"Possibilities and Drawbacks of Using an Online Application for Semi-automatic Corpus Analysis to Investigate Discourse Markers and Alternative Fluency Variables."
Abstract
To overcome planning phases in spontaneous speech production, learners and native speakers use strategies such as (un)filled pauses, smallwords or discourse markers. Small scale studies in this vein have demonstrated that learners differ from native speakers in that they underuse smallwords and discourse markers, and rely on other fluency-enhancing strategies instead.
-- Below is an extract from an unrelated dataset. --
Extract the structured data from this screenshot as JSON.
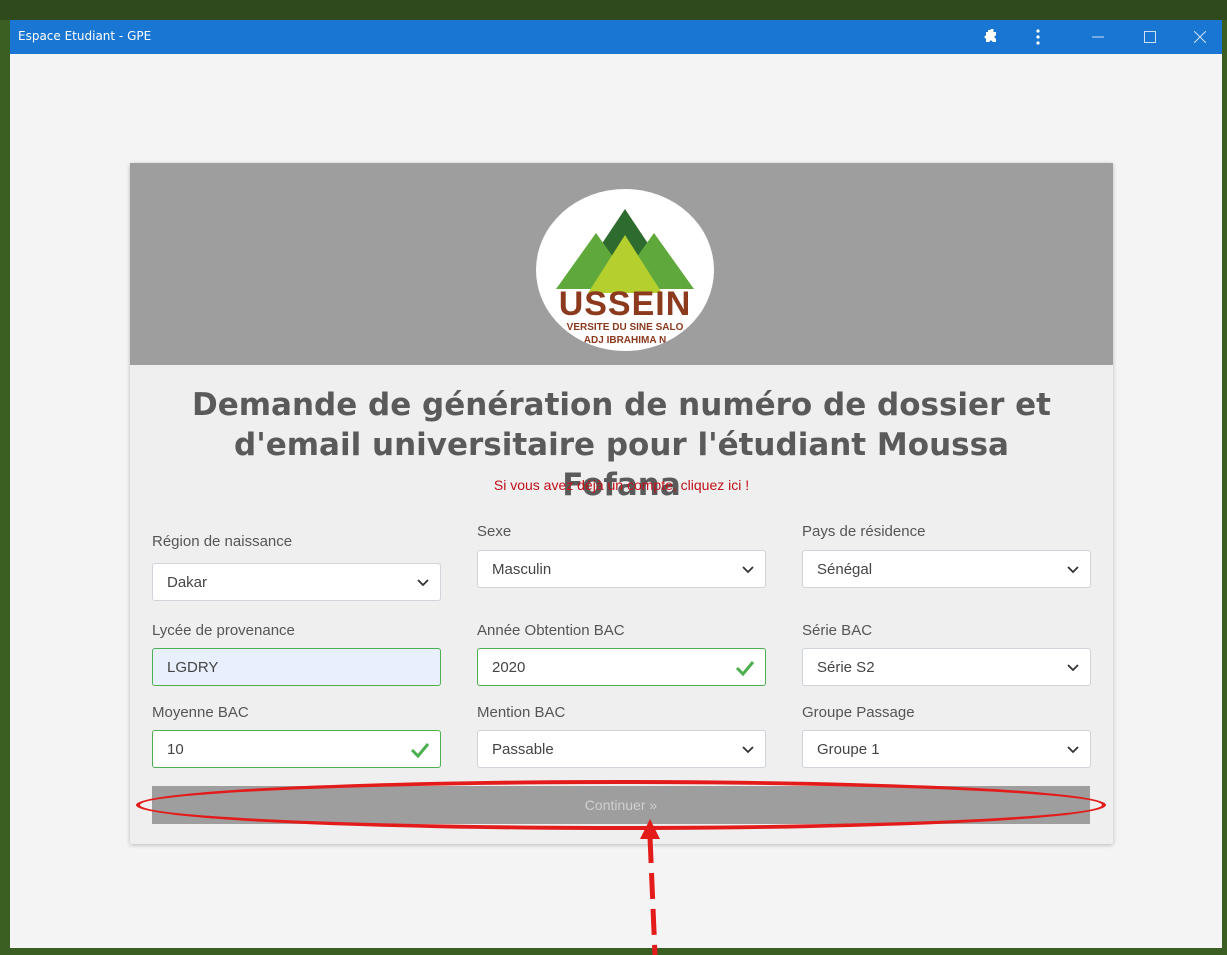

In the present paper, we present a corpus-based study, which investigates fluency-enhancing strategies in four components of the Louvain International Database of Spoken English Interlanguage (LINDSEI; Gilquin et al. 2010), covering four learner English varieties, namely Spanish, German, Bulgarian and Japanese. We investigate 216 different fluencemes (i.e. fluency-enhancing features; Götz in Fluency in native and nonnative English speech, John Benjamins, Amsterdam, 2013) in 200 transcribed interviews with advanced learners of English. An online coding application, which was specially designed and programmed for this project, enables us to cover such a large amount of data. We report on the design, functionality and (dis-)advantages of the online application, the multilevel-coding system we implemented, and the methodological challenges we face in detail. We will also present the findings of one first pilot study where we exhibit considerable variation between and within learners of particular native languages concerning fluenceme frequencies, while distributional patterns of fluencemes are rather similar across varieties.